Study: Few complications in outpatient hand, shoulder surgeries

During an 11-year period, a surgical center in Pennsylvania had a 0.2 percent complication rate.

By Stephen Feller

WASHINGTON, April 21 (UPI) -- Outpatient care has increased in recent years as a method of reducing healthcare costs, and researchers report at least one area where this practice appears to also be very safe.

A large study of patients at an outpatient center in Pennsylvania showed 0.2 percent of patients during 11 years had adverse health events after hand or shoulder procedures, researchers at Ohio State University report in a study published in the Journal of Bone and Joint Surgery.


While researchers say studies have the efficiency and cost savings possible with outpatient services, a "paucity" of research on safety has been conducted, Dr. Kanu Goyal, an orthopedic surgeon at Wexner Medical Center, said in a press release.

Generally, healthier patients with fewer potential complications are treated at outpatient facilities, however this does not necessarily make the procedures any more safe.
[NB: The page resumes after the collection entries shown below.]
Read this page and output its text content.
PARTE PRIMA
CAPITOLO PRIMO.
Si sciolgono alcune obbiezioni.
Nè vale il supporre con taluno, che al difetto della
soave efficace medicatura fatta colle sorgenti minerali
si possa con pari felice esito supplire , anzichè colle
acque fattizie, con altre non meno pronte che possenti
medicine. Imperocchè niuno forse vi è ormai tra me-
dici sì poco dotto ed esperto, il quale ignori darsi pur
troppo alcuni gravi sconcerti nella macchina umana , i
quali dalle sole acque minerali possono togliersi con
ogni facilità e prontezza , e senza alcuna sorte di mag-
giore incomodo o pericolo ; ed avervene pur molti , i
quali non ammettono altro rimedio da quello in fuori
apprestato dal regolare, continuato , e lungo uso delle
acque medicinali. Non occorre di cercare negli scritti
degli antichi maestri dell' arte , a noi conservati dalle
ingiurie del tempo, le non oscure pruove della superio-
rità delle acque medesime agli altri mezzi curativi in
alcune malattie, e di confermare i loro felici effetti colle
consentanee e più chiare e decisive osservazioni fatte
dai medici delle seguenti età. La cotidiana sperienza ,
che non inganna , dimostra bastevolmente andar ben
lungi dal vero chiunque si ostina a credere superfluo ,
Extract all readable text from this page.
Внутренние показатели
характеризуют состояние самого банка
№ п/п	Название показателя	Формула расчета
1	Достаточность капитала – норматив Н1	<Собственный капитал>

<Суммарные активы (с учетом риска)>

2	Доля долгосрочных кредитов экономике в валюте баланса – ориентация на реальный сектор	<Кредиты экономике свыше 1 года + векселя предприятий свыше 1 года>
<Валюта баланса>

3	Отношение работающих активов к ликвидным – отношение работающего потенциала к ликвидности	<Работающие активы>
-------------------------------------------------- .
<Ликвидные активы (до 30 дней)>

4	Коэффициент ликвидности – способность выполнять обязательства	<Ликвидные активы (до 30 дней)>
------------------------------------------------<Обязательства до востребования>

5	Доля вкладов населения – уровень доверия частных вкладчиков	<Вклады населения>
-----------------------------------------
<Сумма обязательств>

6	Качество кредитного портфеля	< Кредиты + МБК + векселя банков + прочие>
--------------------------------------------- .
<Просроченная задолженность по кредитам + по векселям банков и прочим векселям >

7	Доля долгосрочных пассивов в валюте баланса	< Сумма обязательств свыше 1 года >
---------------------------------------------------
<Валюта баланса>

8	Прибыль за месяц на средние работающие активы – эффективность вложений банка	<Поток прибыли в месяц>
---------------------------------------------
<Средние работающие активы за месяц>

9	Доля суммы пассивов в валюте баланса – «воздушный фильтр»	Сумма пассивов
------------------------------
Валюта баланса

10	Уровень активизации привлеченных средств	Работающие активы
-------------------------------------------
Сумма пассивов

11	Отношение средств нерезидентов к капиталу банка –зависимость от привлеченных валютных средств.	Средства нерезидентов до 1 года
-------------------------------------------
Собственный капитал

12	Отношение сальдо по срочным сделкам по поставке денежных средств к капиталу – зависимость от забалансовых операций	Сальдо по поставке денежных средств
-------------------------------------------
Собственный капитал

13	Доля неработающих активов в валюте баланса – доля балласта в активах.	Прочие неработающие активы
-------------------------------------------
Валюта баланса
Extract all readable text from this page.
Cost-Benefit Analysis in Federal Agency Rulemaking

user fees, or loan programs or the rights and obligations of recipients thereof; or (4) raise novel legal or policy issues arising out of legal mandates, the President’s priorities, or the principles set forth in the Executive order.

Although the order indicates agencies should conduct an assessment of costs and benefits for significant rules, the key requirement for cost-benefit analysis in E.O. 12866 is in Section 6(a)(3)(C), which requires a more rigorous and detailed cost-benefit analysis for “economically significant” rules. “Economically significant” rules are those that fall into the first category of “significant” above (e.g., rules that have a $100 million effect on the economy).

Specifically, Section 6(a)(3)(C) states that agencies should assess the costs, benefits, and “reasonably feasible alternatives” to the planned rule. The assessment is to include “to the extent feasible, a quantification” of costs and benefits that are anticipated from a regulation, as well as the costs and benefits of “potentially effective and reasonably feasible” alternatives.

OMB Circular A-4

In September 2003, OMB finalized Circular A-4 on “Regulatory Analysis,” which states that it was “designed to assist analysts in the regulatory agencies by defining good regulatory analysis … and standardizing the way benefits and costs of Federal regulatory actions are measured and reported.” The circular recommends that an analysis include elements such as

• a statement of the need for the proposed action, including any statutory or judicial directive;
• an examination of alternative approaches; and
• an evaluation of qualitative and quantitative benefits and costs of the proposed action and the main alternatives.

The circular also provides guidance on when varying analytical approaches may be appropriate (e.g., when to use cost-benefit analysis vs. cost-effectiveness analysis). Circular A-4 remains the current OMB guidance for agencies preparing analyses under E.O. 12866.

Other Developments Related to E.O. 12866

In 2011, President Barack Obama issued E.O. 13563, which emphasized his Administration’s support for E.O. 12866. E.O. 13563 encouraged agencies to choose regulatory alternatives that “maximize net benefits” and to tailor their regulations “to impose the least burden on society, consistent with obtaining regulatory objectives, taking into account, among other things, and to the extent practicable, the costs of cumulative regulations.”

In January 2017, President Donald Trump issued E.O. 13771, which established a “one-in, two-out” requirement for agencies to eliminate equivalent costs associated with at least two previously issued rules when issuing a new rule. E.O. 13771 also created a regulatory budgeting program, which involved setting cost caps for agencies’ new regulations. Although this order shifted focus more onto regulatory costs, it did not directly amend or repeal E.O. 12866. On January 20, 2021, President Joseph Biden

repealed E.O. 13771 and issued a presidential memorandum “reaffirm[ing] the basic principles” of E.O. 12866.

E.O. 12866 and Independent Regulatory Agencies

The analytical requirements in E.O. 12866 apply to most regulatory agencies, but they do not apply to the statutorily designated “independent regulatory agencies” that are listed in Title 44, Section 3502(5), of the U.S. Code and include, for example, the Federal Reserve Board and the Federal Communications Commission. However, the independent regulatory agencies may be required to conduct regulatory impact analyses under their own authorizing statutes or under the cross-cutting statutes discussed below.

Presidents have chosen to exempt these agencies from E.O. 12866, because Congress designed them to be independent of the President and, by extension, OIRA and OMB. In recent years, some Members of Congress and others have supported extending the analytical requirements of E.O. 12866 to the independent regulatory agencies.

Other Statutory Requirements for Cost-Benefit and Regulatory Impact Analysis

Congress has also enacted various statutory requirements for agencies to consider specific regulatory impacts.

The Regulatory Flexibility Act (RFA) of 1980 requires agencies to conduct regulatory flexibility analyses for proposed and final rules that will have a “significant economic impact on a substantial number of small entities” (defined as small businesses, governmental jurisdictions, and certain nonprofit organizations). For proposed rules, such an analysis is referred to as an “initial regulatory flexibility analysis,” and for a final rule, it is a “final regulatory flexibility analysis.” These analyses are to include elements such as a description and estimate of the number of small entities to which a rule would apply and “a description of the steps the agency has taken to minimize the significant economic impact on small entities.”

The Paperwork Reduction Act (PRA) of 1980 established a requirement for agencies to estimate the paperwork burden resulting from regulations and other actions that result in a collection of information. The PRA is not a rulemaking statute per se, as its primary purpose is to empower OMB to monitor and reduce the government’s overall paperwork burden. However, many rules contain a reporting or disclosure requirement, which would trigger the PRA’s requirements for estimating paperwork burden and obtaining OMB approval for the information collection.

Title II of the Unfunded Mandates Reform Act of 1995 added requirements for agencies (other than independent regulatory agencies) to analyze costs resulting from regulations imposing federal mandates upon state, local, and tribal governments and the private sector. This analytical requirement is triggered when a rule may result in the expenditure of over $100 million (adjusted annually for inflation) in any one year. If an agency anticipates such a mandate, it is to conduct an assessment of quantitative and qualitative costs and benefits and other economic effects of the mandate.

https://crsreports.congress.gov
For the study, researchers analyzed the records of 28,737 hand and upper extremity procedures performed at an outpatient surgical center in Pennsylvania between 2001 and 2012, defining serious complications as those causing harm or requiring additional treatment.

Potential complications were divided into seven categories -- infection requiring antibiotics or return to operating room; transfer to hospital; wrong-site surgical procedure; retention of a foreign object; postoperative symptomatic thromboembolism; medication error; and bleeding complications -- and were then analyzed for outcome ranging from additional testing, treatment or disability of some sort.


During the 11-year period, the clinic reported a total of 58 adverse events, for an overall risk rate of 0.20 percent. Among the events, there were 14 infections, 18 transfers to the hospital, 21 later hospital admissions, one medication error, four postoperative hemotomas and no deaths.

"Our study shows that with proper patient selection, hand and upper extremity surgery can be completed safely at a free-standing ambulatory surgery center," Goyal said.